As a liberal, pro-choice female, I find the heartbeat law heinous, its restrictions preposterous and unjust. But most disturbing is the justification — or lack thereof — behind it. The primary proponents of the bill are religious anti-choice individuals such as Abbott and organizations who claim their views are simply the “word of God” or cite biblical verses. For ethical reasons, no atheist groups have publicly supported it. Although I was raised as a humanist with a strong belief in the separation of church and state, realizing the risk of religion hindering reproductive rights has reinforced to me the need for a secular government. Appalled by recent events, my rejection of religion has only deepened.
Unfortunately, the Texas Heartbeat Act has not been the only legal action in which religion has prevailed. Religious institutions have won numerous recent Supreme Court cases, including some limiting reproductive rights.
The 2014 case of Burwell v. Hobby Lobby Stores established that for-profit religious institutions are exempt from the Patient Protection and Affordable Care Act requirement that employers provide FDA-approved contraceptive methods. This set a precedent for Little Sisters of the Poor Saints Peter and John Home v. Pennsylvania (2020) in which the SCOTUS majority upheld that the federal government “had the authority to provide exemptions from the [ACA] regulatory contraceptive requirements for employers with religious and conscientious objections” (Little Sisters v. Pennsylvania, 2020).
Both cases were rightfully controversial, drawing supporters and their adversaries to Washington. This conflict has incited violence, including menacing protests outside abortion clinics and the murder of prominent abortion physician George Tiller by anti-choice activists.
Secularism, however, has served as a unifying force in the sea of hatred and division. In 1962, the New York State Board of Regents authorized a voluntary “nondenominational” prayer recitation every morning at elementary schools. Although the school board argued the prayer did not establish an official religion and thus did not violate the Establishment Clause, seven justices referenced the vastly important separation of church and state, ultimately ruling that the practice was unconstitutional and must be ceased. This landmark decision of Engel v. Vitale ensured public educational institutions remain nondenominational, creating a more inclusive environment for students of various backgrounds and undoubtedly impacting my own schooling experience positively.
The right of freedom from religion is vital and often ignored.
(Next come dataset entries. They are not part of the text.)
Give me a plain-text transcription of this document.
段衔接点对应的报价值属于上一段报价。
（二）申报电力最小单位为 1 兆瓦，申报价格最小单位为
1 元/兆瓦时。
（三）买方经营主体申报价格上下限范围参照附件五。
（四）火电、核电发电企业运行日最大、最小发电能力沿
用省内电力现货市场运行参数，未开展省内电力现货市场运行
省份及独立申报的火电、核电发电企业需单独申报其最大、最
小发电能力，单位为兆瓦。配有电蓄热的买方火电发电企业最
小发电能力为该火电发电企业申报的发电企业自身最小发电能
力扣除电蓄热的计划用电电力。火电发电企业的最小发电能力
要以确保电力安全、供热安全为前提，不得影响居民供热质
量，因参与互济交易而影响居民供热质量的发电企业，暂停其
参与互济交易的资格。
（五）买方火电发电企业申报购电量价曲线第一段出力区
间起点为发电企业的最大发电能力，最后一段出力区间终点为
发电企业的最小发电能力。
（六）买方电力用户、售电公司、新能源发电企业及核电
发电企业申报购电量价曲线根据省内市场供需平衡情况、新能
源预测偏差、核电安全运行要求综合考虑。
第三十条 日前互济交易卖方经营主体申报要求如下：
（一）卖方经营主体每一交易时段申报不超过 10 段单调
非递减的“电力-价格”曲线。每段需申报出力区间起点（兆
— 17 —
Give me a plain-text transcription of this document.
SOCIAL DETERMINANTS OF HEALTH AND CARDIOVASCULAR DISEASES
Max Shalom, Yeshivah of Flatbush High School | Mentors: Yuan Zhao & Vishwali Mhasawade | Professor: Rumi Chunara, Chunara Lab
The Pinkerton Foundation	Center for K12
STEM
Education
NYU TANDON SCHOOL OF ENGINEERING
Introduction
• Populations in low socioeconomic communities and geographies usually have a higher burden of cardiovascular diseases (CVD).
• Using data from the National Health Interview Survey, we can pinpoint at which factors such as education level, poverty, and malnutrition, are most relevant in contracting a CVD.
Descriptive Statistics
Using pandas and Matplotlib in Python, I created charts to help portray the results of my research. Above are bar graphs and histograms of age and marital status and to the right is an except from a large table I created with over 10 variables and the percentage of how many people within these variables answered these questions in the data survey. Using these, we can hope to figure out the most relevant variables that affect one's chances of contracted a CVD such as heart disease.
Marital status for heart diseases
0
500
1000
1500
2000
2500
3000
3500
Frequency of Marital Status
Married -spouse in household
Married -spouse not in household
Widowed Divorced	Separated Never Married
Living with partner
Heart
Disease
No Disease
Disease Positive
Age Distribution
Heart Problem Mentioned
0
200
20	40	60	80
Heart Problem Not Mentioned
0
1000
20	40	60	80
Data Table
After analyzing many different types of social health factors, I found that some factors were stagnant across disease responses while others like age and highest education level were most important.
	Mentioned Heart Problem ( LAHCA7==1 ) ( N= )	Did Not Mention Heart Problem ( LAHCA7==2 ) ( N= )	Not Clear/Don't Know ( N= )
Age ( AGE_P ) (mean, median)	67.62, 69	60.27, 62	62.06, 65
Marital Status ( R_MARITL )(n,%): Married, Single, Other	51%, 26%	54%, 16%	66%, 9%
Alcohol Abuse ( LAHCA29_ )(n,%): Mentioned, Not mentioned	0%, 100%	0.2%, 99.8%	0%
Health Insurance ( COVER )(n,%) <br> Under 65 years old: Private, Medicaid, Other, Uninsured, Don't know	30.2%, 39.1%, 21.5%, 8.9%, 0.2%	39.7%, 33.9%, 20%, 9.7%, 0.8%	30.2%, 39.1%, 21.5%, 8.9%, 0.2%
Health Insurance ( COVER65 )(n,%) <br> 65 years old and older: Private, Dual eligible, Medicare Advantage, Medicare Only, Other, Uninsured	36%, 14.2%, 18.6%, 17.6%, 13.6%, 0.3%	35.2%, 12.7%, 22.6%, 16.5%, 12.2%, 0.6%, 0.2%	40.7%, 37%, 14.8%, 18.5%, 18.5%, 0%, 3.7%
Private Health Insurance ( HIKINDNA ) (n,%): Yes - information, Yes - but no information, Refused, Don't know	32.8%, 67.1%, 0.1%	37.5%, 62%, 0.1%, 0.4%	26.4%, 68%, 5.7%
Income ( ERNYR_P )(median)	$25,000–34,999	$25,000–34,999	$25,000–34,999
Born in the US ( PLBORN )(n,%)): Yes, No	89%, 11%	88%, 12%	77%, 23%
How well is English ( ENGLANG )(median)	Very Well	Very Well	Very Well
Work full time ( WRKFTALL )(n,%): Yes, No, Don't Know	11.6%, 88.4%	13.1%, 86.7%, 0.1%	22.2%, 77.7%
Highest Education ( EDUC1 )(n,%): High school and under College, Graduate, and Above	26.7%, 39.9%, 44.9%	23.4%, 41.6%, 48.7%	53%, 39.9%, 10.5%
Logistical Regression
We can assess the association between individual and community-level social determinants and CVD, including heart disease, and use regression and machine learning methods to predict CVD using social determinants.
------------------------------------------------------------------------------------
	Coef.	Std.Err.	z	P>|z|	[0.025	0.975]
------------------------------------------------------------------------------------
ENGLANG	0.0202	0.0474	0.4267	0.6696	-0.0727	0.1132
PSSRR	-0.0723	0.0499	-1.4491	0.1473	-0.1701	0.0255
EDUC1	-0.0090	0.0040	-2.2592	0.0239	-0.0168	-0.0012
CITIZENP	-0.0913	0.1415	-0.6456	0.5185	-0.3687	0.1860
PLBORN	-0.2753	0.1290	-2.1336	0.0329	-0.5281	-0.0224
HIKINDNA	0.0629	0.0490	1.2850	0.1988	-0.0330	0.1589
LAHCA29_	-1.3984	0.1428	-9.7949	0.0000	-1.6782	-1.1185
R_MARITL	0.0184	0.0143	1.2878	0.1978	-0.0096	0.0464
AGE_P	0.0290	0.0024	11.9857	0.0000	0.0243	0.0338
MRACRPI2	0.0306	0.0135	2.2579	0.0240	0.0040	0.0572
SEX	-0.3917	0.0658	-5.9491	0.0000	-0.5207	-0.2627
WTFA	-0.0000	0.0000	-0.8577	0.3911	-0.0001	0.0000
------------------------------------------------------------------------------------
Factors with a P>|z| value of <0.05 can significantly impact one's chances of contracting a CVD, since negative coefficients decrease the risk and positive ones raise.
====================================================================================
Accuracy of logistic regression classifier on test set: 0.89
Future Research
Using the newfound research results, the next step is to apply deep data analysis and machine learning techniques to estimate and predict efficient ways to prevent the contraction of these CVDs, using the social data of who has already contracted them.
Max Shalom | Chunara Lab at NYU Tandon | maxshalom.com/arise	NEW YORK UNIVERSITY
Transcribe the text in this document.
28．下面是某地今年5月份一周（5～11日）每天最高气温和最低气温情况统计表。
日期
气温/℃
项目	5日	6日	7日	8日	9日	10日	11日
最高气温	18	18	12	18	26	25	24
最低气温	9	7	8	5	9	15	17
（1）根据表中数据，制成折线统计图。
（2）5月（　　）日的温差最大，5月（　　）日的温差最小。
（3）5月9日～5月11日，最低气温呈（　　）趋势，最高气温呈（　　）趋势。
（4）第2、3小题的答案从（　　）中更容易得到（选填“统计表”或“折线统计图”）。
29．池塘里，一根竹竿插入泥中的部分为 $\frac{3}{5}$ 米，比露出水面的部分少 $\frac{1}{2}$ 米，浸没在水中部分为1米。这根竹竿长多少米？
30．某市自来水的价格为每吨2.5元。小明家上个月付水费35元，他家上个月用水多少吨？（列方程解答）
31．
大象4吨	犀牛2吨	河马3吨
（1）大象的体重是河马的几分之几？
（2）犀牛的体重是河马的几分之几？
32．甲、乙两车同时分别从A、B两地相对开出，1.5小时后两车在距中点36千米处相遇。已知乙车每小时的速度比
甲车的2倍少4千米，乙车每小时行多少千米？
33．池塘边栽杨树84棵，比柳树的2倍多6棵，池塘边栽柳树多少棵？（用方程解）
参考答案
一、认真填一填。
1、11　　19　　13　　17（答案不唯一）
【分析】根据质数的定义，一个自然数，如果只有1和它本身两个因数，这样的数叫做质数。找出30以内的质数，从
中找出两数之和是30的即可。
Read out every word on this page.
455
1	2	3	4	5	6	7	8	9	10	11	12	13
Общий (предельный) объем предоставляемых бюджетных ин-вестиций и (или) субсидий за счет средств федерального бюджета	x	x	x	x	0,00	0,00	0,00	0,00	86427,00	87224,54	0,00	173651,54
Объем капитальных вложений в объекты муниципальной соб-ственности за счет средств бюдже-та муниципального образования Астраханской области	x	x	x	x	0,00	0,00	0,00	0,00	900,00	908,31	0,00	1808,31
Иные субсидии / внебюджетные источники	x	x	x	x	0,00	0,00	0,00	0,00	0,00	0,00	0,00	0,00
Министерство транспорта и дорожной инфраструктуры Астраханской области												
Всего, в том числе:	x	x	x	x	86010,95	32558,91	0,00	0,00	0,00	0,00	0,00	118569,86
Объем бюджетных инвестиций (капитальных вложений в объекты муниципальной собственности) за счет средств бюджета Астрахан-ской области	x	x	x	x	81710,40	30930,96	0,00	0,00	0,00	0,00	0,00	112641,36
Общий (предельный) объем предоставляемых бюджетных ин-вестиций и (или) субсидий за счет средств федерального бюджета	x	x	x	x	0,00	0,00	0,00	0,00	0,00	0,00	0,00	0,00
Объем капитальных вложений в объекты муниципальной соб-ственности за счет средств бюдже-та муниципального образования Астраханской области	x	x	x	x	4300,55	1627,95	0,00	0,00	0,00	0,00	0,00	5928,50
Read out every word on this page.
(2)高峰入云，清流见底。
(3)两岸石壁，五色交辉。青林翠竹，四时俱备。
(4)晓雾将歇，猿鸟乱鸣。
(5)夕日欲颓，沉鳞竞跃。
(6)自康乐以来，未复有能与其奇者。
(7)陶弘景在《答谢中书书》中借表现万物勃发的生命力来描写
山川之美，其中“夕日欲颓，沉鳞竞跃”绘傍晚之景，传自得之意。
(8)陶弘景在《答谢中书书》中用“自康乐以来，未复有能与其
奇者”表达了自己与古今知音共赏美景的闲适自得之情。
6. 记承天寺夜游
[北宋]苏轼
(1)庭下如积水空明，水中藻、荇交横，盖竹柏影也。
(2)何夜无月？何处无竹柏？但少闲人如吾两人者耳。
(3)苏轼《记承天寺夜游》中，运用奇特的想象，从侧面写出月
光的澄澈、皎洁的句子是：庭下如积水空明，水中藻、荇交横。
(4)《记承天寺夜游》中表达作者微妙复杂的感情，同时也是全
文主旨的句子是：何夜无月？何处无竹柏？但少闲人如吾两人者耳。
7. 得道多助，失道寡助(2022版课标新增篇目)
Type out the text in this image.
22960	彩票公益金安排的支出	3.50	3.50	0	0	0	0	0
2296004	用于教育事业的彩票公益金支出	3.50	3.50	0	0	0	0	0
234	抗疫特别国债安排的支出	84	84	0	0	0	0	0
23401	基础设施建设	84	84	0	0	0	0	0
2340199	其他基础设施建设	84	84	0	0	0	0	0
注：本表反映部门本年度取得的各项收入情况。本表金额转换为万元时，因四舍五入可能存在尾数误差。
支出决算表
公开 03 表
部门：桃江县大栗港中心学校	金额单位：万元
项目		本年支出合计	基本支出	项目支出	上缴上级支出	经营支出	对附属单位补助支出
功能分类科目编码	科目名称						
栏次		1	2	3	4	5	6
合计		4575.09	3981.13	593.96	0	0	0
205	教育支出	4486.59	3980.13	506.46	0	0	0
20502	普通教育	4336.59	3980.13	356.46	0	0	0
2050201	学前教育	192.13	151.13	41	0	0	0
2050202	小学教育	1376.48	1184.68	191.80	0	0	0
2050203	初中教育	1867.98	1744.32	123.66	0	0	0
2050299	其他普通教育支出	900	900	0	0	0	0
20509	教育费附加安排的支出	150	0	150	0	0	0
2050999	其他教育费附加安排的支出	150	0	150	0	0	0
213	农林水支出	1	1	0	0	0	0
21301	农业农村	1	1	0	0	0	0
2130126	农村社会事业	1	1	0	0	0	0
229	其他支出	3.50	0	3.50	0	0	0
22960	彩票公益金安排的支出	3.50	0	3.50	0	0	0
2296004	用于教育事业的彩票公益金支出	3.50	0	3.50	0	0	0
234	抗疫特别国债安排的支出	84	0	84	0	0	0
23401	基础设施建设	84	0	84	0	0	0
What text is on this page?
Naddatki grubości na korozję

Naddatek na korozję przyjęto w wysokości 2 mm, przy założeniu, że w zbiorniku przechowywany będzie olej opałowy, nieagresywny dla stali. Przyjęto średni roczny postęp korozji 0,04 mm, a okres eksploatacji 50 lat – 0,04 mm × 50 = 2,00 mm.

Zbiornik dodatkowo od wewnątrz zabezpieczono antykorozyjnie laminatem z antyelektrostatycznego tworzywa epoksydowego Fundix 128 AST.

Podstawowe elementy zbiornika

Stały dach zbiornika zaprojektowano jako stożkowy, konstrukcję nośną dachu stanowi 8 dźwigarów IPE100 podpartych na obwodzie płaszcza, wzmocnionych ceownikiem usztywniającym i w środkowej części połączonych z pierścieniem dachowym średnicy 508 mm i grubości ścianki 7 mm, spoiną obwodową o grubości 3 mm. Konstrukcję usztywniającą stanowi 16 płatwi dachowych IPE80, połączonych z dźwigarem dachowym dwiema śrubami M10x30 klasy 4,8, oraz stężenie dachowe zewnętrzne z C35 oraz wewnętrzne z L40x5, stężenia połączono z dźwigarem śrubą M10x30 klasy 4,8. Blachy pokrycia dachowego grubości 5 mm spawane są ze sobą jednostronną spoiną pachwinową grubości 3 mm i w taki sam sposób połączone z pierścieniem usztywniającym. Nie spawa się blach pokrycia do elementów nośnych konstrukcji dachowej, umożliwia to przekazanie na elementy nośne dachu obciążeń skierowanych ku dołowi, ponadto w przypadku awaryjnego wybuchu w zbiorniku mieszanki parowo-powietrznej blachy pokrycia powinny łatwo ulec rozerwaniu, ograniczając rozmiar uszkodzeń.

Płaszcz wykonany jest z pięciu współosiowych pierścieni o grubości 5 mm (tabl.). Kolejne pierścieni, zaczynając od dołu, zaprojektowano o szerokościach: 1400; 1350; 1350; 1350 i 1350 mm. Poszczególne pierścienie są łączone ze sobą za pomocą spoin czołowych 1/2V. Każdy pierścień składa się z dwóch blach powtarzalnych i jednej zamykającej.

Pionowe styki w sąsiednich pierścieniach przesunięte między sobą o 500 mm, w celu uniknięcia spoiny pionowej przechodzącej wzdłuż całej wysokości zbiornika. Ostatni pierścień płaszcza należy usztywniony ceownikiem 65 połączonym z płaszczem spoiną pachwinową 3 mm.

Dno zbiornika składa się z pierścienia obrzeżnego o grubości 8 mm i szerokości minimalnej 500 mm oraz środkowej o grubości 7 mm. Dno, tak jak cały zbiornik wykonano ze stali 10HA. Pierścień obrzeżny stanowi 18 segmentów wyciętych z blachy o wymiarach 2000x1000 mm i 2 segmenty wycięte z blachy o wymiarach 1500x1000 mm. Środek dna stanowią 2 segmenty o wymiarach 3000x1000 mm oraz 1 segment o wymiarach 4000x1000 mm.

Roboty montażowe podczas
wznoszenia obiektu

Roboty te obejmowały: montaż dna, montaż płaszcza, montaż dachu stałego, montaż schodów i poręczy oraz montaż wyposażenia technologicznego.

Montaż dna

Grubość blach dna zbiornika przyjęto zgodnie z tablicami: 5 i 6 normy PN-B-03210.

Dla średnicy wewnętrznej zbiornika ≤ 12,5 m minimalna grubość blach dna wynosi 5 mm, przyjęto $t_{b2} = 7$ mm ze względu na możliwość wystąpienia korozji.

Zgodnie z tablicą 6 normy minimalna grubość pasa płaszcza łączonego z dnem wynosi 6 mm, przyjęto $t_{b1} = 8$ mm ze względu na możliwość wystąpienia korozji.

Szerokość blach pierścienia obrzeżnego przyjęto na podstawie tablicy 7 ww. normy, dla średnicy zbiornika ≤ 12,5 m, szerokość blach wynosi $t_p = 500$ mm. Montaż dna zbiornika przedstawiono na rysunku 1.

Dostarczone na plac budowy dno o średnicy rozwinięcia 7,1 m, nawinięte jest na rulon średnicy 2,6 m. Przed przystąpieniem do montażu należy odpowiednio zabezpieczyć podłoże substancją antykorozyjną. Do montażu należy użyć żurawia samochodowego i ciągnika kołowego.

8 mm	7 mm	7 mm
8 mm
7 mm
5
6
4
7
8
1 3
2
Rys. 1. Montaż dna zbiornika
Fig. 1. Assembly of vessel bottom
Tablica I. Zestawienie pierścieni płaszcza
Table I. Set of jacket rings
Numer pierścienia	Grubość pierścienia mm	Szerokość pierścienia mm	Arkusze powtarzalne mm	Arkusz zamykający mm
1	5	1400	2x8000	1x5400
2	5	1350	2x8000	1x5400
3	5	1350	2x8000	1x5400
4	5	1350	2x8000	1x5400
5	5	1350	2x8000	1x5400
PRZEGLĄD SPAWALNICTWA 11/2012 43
My humanist, liberal upbringing taught me that religion is not equivalent to morality or fairness, and recent events have demonstrated the truth of these ideas, furthering my belief in them. But equally importance to an ethical society is the law. The sheer danger religion poses to the legal rights of millions has led me to advocate for the separation of church and state, which protects and unites us all.
Belinda, 19, is from New York City, and attends the University of Denver, where she is a member of the Delta Alpha Pi Honor society. She writes that “in addition to being passionate about the separation of church and state issues, I am committed to disability rights and supporting the needs of the neurodiverse population, serving as the student representative of DU’s Neurodiversity Resources Group.” She hopes to use her political science degree to work in advocacy or a similar field and change people’s perceptions of those who are labeled “different.”